Vivi nella continua ricerca di te stesso, dovendo fare un bilancio, qual è la tua rinuncia più importante?
La rinuncia in realtà fa parte delle due cose principali che faccio nella vita: questo mestiere e avere una famiglia. Se la rinuncia la fai per quello che ami allora diventa un sano compromesso. Il mestiere ti fa rinunciare agli amici, alla famiglia, ad avere dei momenti per te stesso… ma ora pensando a quei due innocenti (i figli Margherita e Andres, ndr), mi terrorizza il fatto che il mio mestiere possa creare loro disagio, possa essere invadente e traumatizzante, questo mi terrorizza… ma come dico nella canzone ‘La prima festa del papà’ io ‘non sono Dio’ e mi abbandono a questa idea…

Come ti ha cambiato la paternità?
Dal punto di vista artistico non è cambiato molto perché ho sempre completamente riversato barili di vernici sulla tela, non ho mai centellinato, non ho mai parlato di astrattismo o della formula delle nuvole, ho sempre parlato di dolore, fragilità, di incomprensione, di ricerca… ho confessato di ascoltare Raffaella Carrà, cose mie… come persona sicuramente succede una cosa bellissima che deriva dalla stanchezza, il tuo ego passa in secondo, terzo, quarto piano perché non hai tempo, tagli tutti i rami secchi, non esistono più paranoie, si ristabilisce un equilibrio tra cosa è importante e cosa non lo è. La paternità, se la vivi sporcandoti le mani come faccio io con Victor, che non abbiamo aiuti, è davvero totalizzante.

Negli Stati Uniti, dove vivi, sono riconosciuti tanti diritti civili che in Italia sono ancora lontani. 
Siamo indietro. C’è urgenza di alzare l’asticella e lo si deve fare a prescindere dalla direzione politica: non credo sia cambiato molto con il nuovo esecutivo. L’Italia è un Paese che ha bisogno di costruire e di crescere, mi auguro non si perda tempo a distruggere. Io parlo di una storia fatta di due padri, ma non c’è bisogno di arrivare a quello per capire quanto siamo arretrati.

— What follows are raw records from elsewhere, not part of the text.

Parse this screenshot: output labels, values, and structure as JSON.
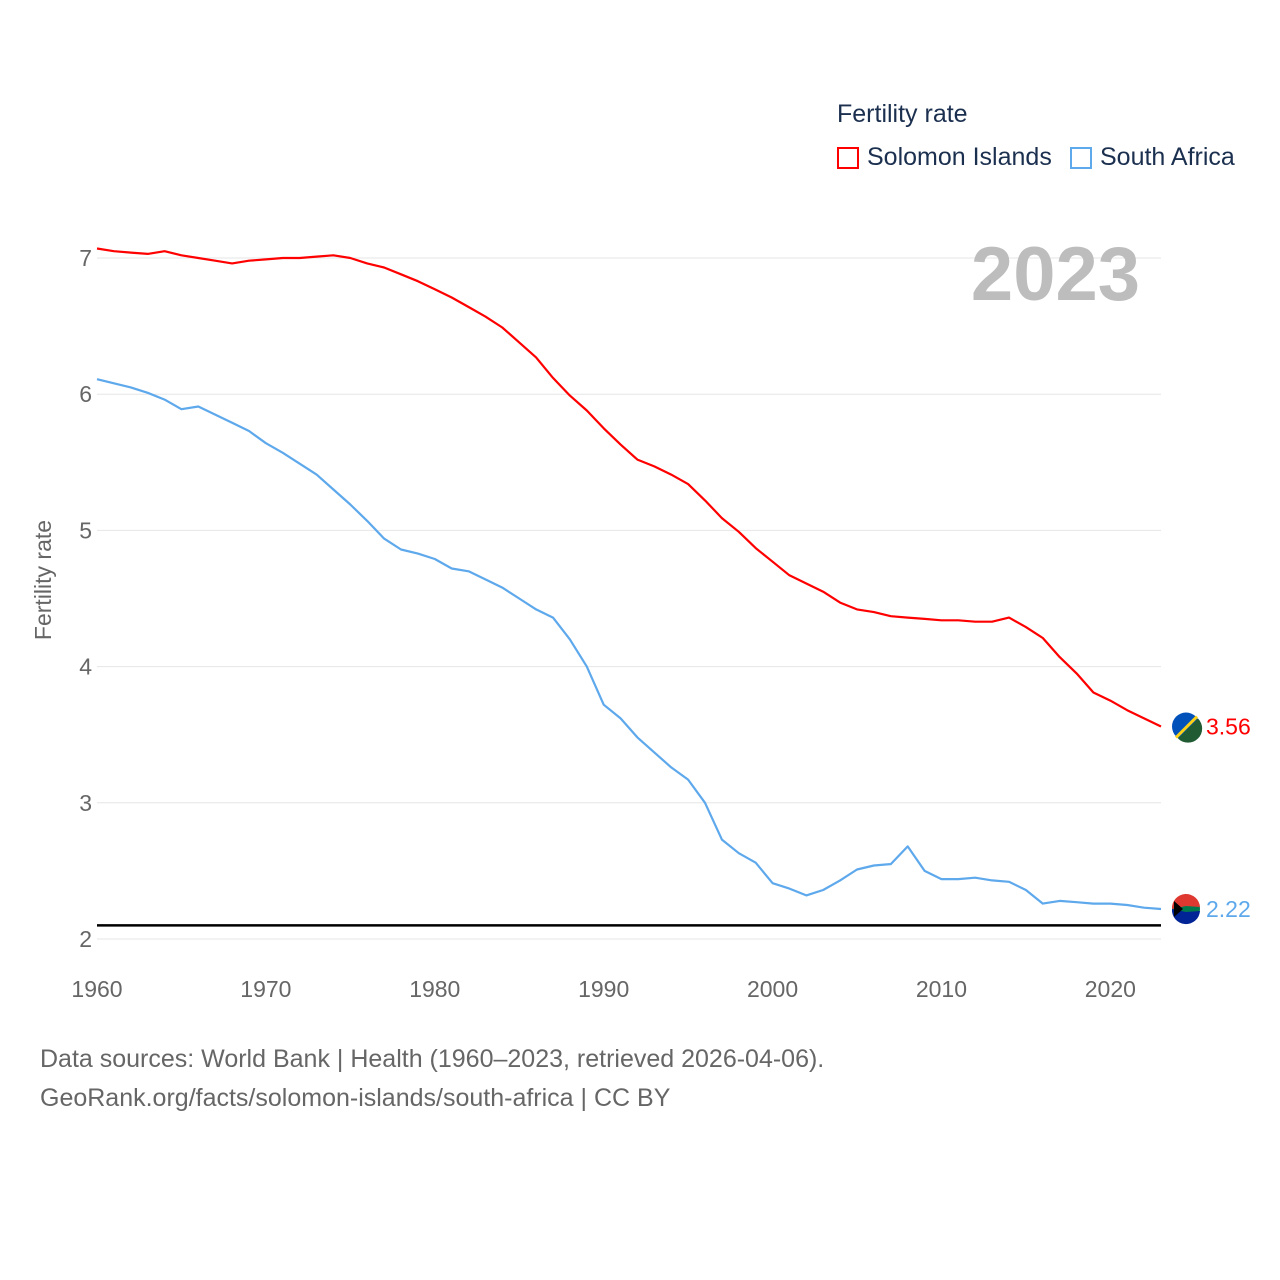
{
  "chart_data": {
    "type": "line",
    "title": "Fertility rate",
    "ylabel": "Fertility rate",
    "xlabel": "",
    "year_label": "2023",
    "xlim": [
      1960,
      2023
    ],
    "ylim": [
      1.9,
      7.1
    ],
    "x_ticks": [
      1960,
      1970,
      1980,
      1990,
      2000,
      2010,
      2020
    ],
    "y_ticks": [
      2,
      3,
      4,
      5,
      6,
      7
    ],
    "grid": true,
    "legend_position": "top-right",
    "reference_line": 2.1,
    "x_start": 1960,
    "series": [
      {
        "name": "Solomon Islands",
        "color": "#ff0000",
        "end_label": "3.56",
        "values": [
          7.07,
          7.05,
          7.04,
          7.03,
          7.05,
          7.02,
          7.0,
          6.98,
          6.96,
          6.98,
          6.99,
          7.0,
          7.0,
          7.01,
          7.02,
          7.0,
          6.96,
          6.93,
          6.88,
          6.83,
          6.77,
          6.71,
          6.64,
          6.57,
          6.49,
          6.38,
          6.27,
          6.12,
          5.99,
          5.88,
          5.75,
          5.63,
          5.52,
          5.47,
          5.41,
          5.34,
          5.22,
          5.09,
          4.99,
          4.87,
          4.77,
          4.67,
          4.61,
          4.55,
          4.47,
          4.42,
          4.4,
          4.37,
          4.36,
          4.35,
          4.34,
          4.34,
          4.33,
          4.33,
          4.36,
          4.29,
          4.21,
          4.07,
          3.95,
          3.81,
          3.75,
          3.68,
          3.62,
          3.56
        ]
      },
      {
        "name": "South Africa",
        "color": "#5ea8ec",
        "end_label": "2.22",
        "values": [
          6.11,
          6.08,
          6.05,
          6.01,
          5.96,
          5.89,
          5.91,
          5.85,
          5.79,
          5.73,
          5.64,
          5.57,
          5.49,
          5.41,
          5.3,
          5.19,
          5.07,
          4.94,
          4.86,
          4.83,
          4.79,
          4.72,
          4.7,
          4.64,
          4.58,
          4.5,
          4.42,
          4.36,
          4.2,
          4.0,
          3.72,
          3.62,
          3.48,
          3.37,
          3.26,
          3.17,
          3.0,
          2.73,
          2.63,
          2.56,
          2.41,
          2.37,
          2.32,
          2.36,
          2.43,
          2.51,
          2.54,
          2.55,
          2.68,
          2.5,
          2.44,
          2.44,
          2.45,
          2.43,
          2.42,
          2.36,
          2.26,
          2.28,
          2.27,
          2.26,
          2.26,
          2.25,
          2.23,
          2.22
        ]
      }
    ]
  },
  "footer": {
    "line1": "Data sources: World Bank | Health (1960–2023, retrieved 2026-04-06).",
    "line2": "GeoRank.org/facts/solomon-islands/south-africa | CC BY"
  }
}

Da Los Angeles come vedi un’Italia dove contano di più i follower della musica?
Ma hanno davvero più successo quelli che hanno più follower? Apro il disco parlando di haters con ‘Il paradiso dei bugiardi’ e su chi millanta questa saggezza polverosa figlia dei social network… questa bella ipocrisia è molto interessante, la ammiro, ma penso sempre che non ho tempo da perdere, che devo andare a preparare tre concerti a San Siro. E poi i follower sono davvero persone che ti vogliono bene? A volte puoi anche seguire qualcuno perché ti sta antipatico, perché lo vuoi vedere sbagliare, perché è assurdo… Un certo tipo di popolarità viaggia sui social, è vero, ma una cosa è mettere un like e un’altra cosa è prendere un biglietto, acquistarlo e poi andare al concerto… è un atto di fiducia completo. Ci dovrebbero essere delle classifiche diverse, perché acquistare direttamente a scatola chiusa un album con 13 canzoni non può valere come ‘streammare’ la stessa canzone migliaia di volte.. Quindi, per tornare alla tua domanda: sarà vero che più follower significa avere più successo? 

Mi ha stupito la collaborazione con Ambra…
Avevo 14 anni nel 1994 quando Ambra ci ha cambiato la vita con il suo modo di essere. L’ho provocata scherzando e lei ha accettato la sfida e allora ho fatto diventare versi le nostre conversazioni. Giuro che non pensavo che lo facesse… rimarrà questa spilletta sul mio petto, ho riportato Ambra in un disco….

Si era parlato della tua presenza in gara a Sanremo, invece…
Ma perché lo dovevo fare? Io avrei ansa, già da ospite mi viene da morire, pensa all’idea di presentare una canzone dal nulla, che nessuno conosce… non si sa mai nella vita, sicuramente non adesso… magari un giorno imparerò e se lo farò non sarà per vincere.